ATGENDER Conference: Feminist Pedagogy of/beyond Borders, İstanbul, Turkey, 4 - 06 September 2023, pp.66

  • Publication Type: Conference Paper / Summary Text
  • City: İstanbul
  • Country: Turkey
  • Page Numbers: pp.66
  • Istanbul University Affiliated: Yes

Abstract

It is not an easy task to unlearn the deeply ingrained anthropocentric Cartesian epistemology, as my teaching experience has taught me over the past few years while incorporating discussions on posthumanism and new materialism into my course syllabi designed for anthropology students. The same applies to the endeavor of 'repopulating social research with nonhuman beings' without succumbing to the temptation of anthropomorphizing them.

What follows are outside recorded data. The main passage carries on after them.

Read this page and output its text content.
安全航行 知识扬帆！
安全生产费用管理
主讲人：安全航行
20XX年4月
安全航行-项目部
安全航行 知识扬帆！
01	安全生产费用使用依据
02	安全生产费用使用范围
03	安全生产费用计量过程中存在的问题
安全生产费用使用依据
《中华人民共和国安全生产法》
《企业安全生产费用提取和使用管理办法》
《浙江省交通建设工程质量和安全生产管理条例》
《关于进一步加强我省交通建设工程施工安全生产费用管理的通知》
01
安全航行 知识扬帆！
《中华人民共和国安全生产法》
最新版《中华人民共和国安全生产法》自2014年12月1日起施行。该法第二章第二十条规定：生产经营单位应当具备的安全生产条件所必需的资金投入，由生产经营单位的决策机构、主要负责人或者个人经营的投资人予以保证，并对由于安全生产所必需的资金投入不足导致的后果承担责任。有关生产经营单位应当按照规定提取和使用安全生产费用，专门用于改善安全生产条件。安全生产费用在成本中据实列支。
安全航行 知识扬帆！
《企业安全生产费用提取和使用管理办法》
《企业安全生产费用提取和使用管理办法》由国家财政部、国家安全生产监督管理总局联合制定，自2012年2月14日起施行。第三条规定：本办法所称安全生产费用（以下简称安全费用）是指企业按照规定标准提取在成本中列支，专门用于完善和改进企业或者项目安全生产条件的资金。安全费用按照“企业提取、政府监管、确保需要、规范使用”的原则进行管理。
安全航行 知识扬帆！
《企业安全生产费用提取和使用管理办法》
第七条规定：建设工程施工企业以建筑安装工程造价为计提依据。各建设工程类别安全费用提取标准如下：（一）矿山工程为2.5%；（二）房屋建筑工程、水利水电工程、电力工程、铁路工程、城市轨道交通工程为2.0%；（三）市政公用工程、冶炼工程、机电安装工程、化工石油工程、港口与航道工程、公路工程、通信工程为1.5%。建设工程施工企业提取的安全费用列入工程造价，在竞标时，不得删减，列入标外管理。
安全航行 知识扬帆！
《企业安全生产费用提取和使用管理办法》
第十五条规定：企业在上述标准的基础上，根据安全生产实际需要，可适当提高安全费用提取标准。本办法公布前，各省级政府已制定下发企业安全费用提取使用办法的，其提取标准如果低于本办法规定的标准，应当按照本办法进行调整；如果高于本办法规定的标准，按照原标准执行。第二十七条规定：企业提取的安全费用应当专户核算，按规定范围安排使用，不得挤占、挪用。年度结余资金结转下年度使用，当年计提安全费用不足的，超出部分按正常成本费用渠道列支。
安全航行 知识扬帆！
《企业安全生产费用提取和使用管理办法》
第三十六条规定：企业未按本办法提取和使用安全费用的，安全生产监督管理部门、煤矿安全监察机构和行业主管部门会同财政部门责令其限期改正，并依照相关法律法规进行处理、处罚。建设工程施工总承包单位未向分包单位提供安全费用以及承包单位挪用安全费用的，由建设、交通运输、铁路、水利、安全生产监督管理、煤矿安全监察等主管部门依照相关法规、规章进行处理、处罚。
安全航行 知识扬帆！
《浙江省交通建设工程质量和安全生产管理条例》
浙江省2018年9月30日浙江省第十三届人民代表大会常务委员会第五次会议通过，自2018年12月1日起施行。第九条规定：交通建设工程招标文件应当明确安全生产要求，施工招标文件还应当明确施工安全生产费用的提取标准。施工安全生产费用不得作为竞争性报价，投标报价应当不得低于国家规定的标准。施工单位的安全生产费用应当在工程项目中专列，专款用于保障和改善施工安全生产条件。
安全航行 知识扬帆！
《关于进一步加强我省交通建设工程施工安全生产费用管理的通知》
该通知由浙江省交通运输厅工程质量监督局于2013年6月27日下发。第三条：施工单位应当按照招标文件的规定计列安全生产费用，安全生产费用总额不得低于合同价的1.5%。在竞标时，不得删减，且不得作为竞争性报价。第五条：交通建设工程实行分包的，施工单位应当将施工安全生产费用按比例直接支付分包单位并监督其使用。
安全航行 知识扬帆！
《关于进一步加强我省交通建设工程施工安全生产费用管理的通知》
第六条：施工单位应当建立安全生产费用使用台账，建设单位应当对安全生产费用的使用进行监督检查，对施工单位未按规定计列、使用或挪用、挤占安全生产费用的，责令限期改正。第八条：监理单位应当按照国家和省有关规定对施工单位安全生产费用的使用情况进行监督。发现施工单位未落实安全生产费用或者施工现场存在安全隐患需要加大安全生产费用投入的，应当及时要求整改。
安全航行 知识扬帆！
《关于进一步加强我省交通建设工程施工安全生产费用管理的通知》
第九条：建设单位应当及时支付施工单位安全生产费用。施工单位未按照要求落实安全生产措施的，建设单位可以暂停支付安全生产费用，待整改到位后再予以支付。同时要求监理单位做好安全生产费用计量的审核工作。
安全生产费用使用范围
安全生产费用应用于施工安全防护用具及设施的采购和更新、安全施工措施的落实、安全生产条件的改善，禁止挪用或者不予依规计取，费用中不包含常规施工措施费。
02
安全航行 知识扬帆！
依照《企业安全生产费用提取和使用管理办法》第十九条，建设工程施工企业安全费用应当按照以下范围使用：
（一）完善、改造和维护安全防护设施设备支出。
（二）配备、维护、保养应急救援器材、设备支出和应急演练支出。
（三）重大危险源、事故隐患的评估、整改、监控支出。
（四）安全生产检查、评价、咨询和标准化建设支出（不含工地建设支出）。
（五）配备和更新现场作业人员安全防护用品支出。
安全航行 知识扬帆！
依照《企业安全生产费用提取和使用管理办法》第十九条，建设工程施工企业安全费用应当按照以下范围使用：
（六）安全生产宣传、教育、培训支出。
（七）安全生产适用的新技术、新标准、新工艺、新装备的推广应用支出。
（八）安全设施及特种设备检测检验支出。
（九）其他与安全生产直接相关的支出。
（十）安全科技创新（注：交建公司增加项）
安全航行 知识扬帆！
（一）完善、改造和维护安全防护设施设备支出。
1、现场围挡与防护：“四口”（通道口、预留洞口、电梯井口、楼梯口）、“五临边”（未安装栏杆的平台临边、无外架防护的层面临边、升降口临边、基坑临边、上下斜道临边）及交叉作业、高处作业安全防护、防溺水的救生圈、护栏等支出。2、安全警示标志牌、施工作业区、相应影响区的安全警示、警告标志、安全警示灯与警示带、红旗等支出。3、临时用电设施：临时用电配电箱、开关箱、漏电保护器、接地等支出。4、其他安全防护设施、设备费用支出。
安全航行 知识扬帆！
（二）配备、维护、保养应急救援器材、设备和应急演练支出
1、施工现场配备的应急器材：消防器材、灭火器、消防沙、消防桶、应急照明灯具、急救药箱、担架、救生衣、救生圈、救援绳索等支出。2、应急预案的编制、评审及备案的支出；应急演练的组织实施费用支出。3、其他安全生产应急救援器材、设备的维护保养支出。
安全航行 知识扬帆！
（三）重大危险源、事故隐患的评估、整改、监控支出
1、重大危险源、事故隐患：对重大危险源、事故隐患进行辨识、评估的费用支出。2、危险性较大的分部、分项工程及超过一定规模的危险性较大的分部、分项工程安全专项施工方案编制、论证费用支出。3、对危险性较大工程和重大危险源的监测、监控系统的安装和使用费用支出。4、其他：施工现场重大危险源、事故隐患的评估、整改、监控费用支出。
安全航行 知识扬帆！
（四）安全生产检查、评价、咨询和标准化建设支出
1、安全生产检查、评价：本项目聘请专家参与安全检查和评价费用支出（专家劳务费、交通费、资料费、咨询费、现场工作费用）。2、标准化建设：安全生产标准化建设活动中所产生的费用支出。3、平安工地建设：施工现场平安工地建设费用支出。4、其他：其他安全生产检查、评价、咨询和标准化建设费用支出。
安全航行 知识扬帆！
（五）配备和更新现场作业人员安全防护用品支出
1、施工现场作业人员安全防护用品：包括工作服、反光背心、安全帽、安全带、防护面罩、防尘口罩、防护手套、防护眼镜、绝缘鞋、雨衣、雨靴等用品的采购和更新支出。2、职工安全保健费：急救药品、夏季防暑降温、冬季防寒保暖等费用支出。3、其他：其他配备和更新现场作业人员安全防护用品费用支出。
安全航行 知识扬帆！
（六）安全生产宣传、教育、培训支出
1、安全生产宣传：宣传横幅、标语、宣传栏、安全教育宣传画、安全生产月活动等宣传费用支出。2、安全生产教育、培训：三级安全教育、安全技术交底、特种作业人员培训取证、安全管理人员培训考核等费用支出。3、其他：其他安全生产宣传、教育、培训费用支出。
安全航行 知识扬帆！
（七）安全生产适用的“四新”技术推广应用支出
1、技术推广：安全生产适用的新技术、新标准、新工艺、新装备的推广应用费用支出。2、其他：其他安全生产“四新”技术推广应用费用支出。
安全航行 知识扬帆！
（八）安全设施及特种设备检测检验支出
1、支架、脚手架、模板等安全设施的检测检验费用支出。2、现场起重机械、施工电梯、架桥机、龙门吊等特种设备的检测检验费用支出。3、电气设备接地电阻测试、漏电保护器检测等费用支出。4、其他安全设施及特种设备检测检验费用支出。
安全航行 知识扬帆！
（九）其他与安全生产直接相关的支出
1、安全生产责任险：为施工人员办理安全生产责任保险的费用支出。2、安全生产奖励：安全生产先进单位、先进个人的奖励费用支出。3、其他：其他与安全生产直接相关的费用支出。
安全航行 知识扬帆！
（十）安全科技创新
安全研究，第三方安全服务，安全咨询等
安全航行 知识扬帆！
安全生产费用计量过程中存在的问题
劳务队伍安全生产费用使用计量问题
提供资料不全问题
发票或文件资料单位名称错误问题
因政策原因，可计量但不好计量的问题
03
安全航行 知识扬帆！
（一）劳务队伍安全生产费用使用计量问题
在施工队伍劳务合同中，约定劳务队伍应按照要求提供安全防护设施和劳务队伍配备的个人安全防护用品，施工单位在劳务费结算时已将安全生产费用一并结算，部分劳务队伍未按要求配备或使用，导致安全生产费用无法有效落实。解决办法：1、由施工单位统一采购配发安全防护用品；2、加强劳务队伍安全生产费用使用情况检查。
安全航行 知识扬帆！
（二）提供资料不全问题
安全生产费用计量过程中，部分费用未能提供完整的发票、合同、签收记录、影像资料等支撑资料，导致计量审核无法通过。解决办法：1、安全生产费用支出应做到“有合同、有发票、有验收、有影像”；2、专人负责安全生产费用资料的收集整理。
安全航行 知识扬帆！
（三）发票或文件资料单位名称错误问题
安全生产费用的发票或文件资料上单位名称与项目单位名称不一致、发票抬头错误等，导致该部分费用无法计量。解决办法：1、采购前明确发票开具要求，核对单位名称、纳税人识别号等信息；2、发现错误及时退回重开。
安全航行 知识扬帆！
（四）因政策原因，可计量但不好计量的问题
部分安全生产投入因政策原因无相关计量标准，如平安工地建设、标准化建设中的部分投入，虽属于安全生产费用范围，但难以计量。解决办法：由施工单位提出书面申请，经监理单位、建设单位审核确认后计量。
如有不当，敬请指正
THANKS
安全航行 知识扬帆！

However, this endeavor is equally rewarding, as it allows us to examine seemingly human-specific phenomena such as semiosis, agency, and affect within posthuman contexts. In this paper, I aim to recontextualize these three phenomena to investigate nonhuman modes of representing and communicating ecological grief and unhomeliness in the Capitaloscene. To achieve this, I engage with the concept of solastalgia, originally coined to describe human suffering arising from the inability to find solace in one's home environment (Albrecht 2006). In doing so, I shift the focus from the human’s pscyhoterratic states, place pathology in particular, to planetary wellbeing and sickness (cf. Boyd, Parr, Philo 2023). Taking up various ecological crises, ranging from slow violence of environmental degradation to seismic events, I explore how (or to what extent) earthly matters, or nonhuman beings, as agents in their own right, participate in the condition of solastalgia. Lastly, I discuss the ethical and political possibilities of accentuating the non/posthuman aspects of ecological grief, while also reflecting on the implications of this discussion for an anthropology in search of “terragraphic” methods (a term to be introduced in the paper) instead of a human-centric ethnography and pedagogy.